Some of the most successful traders of all time including George Soros, Stanley Druckenmiller, Ray Dalio, and Jeffrey Gundlach are macro traders. Becoming a successful macro trader is difficult business. Mere mortals without their capital and the time to be proven right will struggle. I can’t afford to be macro-focused. I go where I find daily opportunity and it presents itself in underlyings with inflated volatility or in products that have been beaten down or have gone parabolic. Macro makes for interesting engagement and is useful for reference as I pin my beliefs and assumptions to it like on an adjustable frame. Although my macro perspectives do not drive my daily trades, I do want to trade on the right side of my macro beliefs. And sometimes macro and its complicated tangle of possible future outcomes lead to a high probability conclusion and that is when I will take on a core position.

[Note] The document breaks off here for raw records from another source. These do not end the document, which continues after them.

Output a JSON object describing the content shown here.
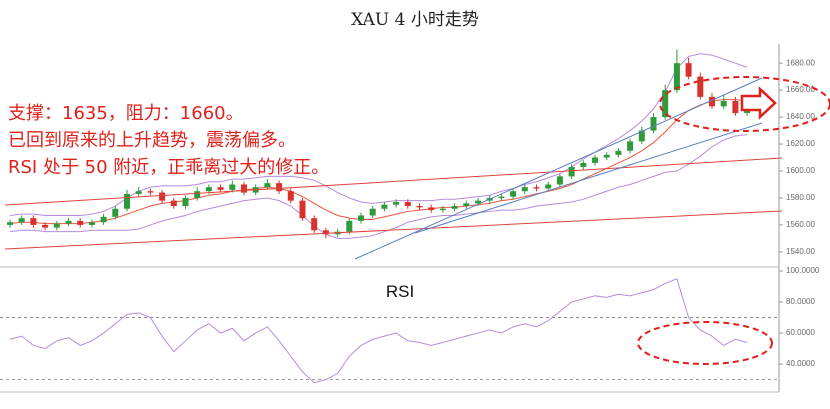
{
  "chart_data": [
    {
      "type": "candlestick",
      "title": "XAU 4 小时走势",
      "annotations": [
        "支撑：1635，阻力：1660。",
        "已回到原来的上升趋势，震荡偏多。",
        "RSI 处于 50 附近，正乖离过大的修正。"
      ],
      "up_color": "#2e9a3a",
      "down_color": "#d9312b",
      "ylim": [
        1531,
        1692
      ],
      "yticks": [
        {
          "value": 1540,
          "label": "1540.00"
        },
        {
          "value": 1560,
          "label": "1560.00"
        },
        {
          "value": 1580,
          "label": "1580.00"
        },
        {
          "value": 1600,
          "label": "1600.00"
        },
        {
          "value": 1620,
          "label": "1620.00"
        },
        {
          "value": 1640,
          "label": "1640.00"
        },
        {
          "value": 1660,
          "label": "1660.00"
        },
        {
          "value": 1680,
          "label": "1680.00"
        }
      ],
      "open": [
        1560,
        1562,
        1565,
        1560,
        1558,
        1561,
        1563,
        1560,
        1562,
        1566,
        1572,
        1583,
        1585,
        1584,
        1578,
        1574,
        1580,
        1585,
        1588,
        1586,
        1590,
        1584,
        1588,
        1591,
        1585,
        1578,
        1565,
        1556,
        1553,
        1555,
        1563,
        1567,
        1572,
        1575,
        1577,
        1574,
        1573,
        1571,
        1572,
        1574,
        1576,
        1578,
        1580,
        1581,
        1585,
        1588,
        1587,
        1590,
        1596,
        1603,
        1606,
        1610,
        1612,
        1615,
        1622,
        1630,
        1640,
        1660,
        1680,
        1670,
        1655,
        1648,
        1652,
        1643
      ],
      "high": [
        1564,
        1567,
        1567,
        1562,
        1563,
        1565,
        1565,
        1564,
        1568,
        1574,
        1586,
        1588,
        1587,
        1586,
        1580,
        1582,
        1588,
        1590,
        1590,
        1593,
        1592,
        1590,
        1594,
        1593,
        1587,
        1580,
        1567,
        1558,
        1557,
        1565,
        1569,
        1574,
        1577,
        1579,
        1579,
        1576,
        1575,
        1574,
        1576,
        1578,
        1580,
        1582,
        1583,
        1587,
        1590,
        1590,
        1592,
        1598,
        1605,
        1608,
        1612,
        1614,
        1617,
        1624,
        1633,
        1643,
        1664,
        1690,
        1684,
        1673,
        1658,
        1656,
        1655,
        1649
      ],
      "low": [
        1558,
        1560,
        1558,
        1556,
        1556,
        1559,
        1558,
        1558,
        1560,
        1564,
        1570,
        1581,
        1582,
        1576,
        1572,
        1572,
        1578,
        1583,
        1584,
        1584,
        1582,
        1582,
        1586,
        1583,
        1576,
        1563,
        1554,
        1550,
        1551,
        1553,
        1561,
        1565,
        1570,
        1573,
        1572,
        1571,
        1569,
        1569,
        1570,
        1572,
        1574,
        1576,
        1578,
        1579,
        1583,
        1585,
        1585,
        1588,
        1594,
        1601,
        1604,
        1608,
        1610,
        1613,
        1620,
        1628,
        1638,
        1658,
        1668,
        1653,
        1646,
        1646,
        1641,
        1641
      ],
      "close": [
        1562,
        1565,
        1560,
        1558,
        1561,
        1563,
        1560,
        1562,
        1566,
        1572,
        1583,
        1585,
        1584,
        1578,
        1574,
        1580,
        1585,
        1588,
        1586,
        1590,
        1584,
        1588,
        1591,
        1585,
        1578,
        1565,
        1556,
        1553,
        1555,
        1563,
        1567,
        1572,
        1575,
        1577,
        1574,
        1573,
        1571,
        1572,
        1574,
        1576,
        1578,
        1580,
        1581,
        1585,
        1588,
        1587,
        1590,
        1596,
        1603,
        1606,
        1610,
        1612,
        1615,
        1622,
        1630,
        1640,
        1660,
        1680,
        1670,
        1655,
        1648,
        1652,
        1643,
        1646
      ],
      "overlays": [
        {
          "color": "#b48be0",
          "values": [
            1567,
            1568,
            1568,
            1567,
            1567,
            1567,
            1567,
            1568,
            1570,
            1574,
            1580,
            1585,
            1588,
            1589,
            1589,
            1589,
            1590,
            1592,
            1592,
            1594,
            1594,
            1595,
            1596,
            1596,
            1596,
            1595,
            1593,
            1589,
            1584,
            1580,
            1577,
            1576,
            1577,
            1578,
            1578,
            1578,
            1578,
            1579,
            1579,
            1580,
            1581,
            1582,
            1585,
            1587,
            1590,
            1592,
            1595,
            1598,
            1603,
            1609,
            1614,
            1619,
            1624,
            1630,
            1637,
            1646,
            1659,
            1676,
            1685,
            1687,
            1686,
            1683,
            1680,
            1677
          ]
        },
        {
          "color": "#e8553f",
          "values": [
            1561,
            1562,
            1562,
            1561,
            1561,
            1561,
            1561,
            1562,
            1563,
            1565,
            1568,
            1571,
            1574,
            1576,
            1577,
            1578,
            1580,
            1582,
            1583,
            1585,
            1586,
            1587,
            1588,
            1587,
            1585,
            1581,
            1576,
            1571,
            1567,
            1565,
            1564,
            1564,
            1566,
            1568,
            1570,
            1571,
            1572,
            1573,
            1573,
            1574,
            1575,
            1576,
            1578,
            1579,
            1581,
            1583,
            1585,
            1587,
            1590,
            1594,
            1598,
            1602,
            1606,
            1610,
            1615,
            1621,
            1629,
            1638,
            1645,
            1649,
            1652,
            1653,
            1653,
            1652
          ]
        },
        {
          "color": "#b48be0",
          "values": [
            1555,
            1556,
            1556,
            1555,
            1555,
            1555,
            1555,
            1556,
            1556,
            1556,
            1556,
            1557,
            1560,
            1563,
            1565,
            1567,
            1570,
            1572,
            1574,
            1576,
            1578,
            1579,
            1580,
            1578,
            1574,
            1567,
            1559,
            1553,
            1550,
            1550,
            1551,
            1552,
            1555,
            1558,
            1562,
            1564,
            1566,
            1567,
            1567,
            1568,
            1569,
            1570,
            1571,
            1571,
            1572,
            1574,
            1575,
            1576,
            1577,
            1579,
            1582,
            1585,
            1588,
            1590,
            1593,
            1596,
            1599,
            1600,
            1605,
            1611,
            1618,
            1623,
            1626,
            1627
          ]
        }
      ]
    },
    {
      "type": "line",
      "title": "RSI",
      "color": "#b48be0",
      "ylim": [
        22,
        100
      ],
      "yticks": [
        {
          "value": 40,
          "label": "40.0000"
        },
        {
          "value": 60,
          "label": "60.0000"
        },
        {
          "value": 80,
          "label": "80.0000"
        },
        {
          "value": 100,
          "label": "100.0000"
        }
      ],
      "reference_lines": [
        70,
        30
      ],
      "values": [
        56,
        58,
        52,
        50,
        55,
        57,
        52,
        55,
        60,
        66,
        72,
        73,
        70,
        58,
        48,
        55,
        62,
        66,
        60,
        63,
        55,
        60,
        64,
        55,
        45,
        35,
        28,
        30,
        34,
        45,
        52,
        56,
        58,
        60,
        55,
        54,
        52,
        54,
        56,
        58,
        60,
        62,
        60,
        64,
        66,
        64,
        68,
        74,
        80,
        82,
        84,
        83,
        85,
        84,
        86,
        88,
        92,
        95,
        70,
        62,
        58,
        52,
        56,
        54
      ]
    }
  ]
}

Trade wars, Brexit, possible impeachment and worldwide aggressions provide many reasons to be wary of the health of the world economy. It is difficult to remain constructive about the prospects for senior markets such as the S&P in particular. A temporarily inverted yield curve, repo market madness, and a very old bull market combine to fortify my resistance to being portfolio delta positive. These days my only long positions consist of deeply out of favor securities bouncing along their 52 week lows or ‘falling knives’ bought in anticipation of a short term bounce. I will utilize options whenever feasible to build positions in order to increase my probability of success. So I am much more likely to sell a put in a liquid, high volatility equity that is on its rear than I am selling a put in the /ES. However, I would consider selling an /ES put in the case of a particularly steep and quick drop in the S&P’s. Initial inflated volatility and time decay help the cause when waiting for a bounce.
I do have a core position now thanks to my macro beliefs. I am long precious metals. The reasons are many and well articulated by some of the traders referenced above. I am using /GC futures as this is the most capital efficient way that I know. There is a carrying cost, but it is worth it in my opinion. It is important to remember the leveraged nature of futures so keeping size in check is paramount in order to survive the zigs and zags. I will trade around my core position so I intend to sell and roll calls when there is a run up in the gold price and to cover those calls and sell and roll puts when there is a pullback. There are plenty of other ways to participate in precious metals such as buying bullion and ETF’s like GLD/GDX/GDXJ or by selling puts in those underlyings. The /GC world and many of its associated underlyings are great trading vehicles in that they are liquid and the options have a sizeable volatility component. The silver market is interesting as well, but definitely secondary in its importance.
Another way to play the possible future uptick in precious metals is through ownership of mining company stocks. That is an entirely different universe that will require its own space on this blog. Currently, I own a number of junior resource companies that should participate. I will delve more into this area in future posts as I open or add to my Speculations.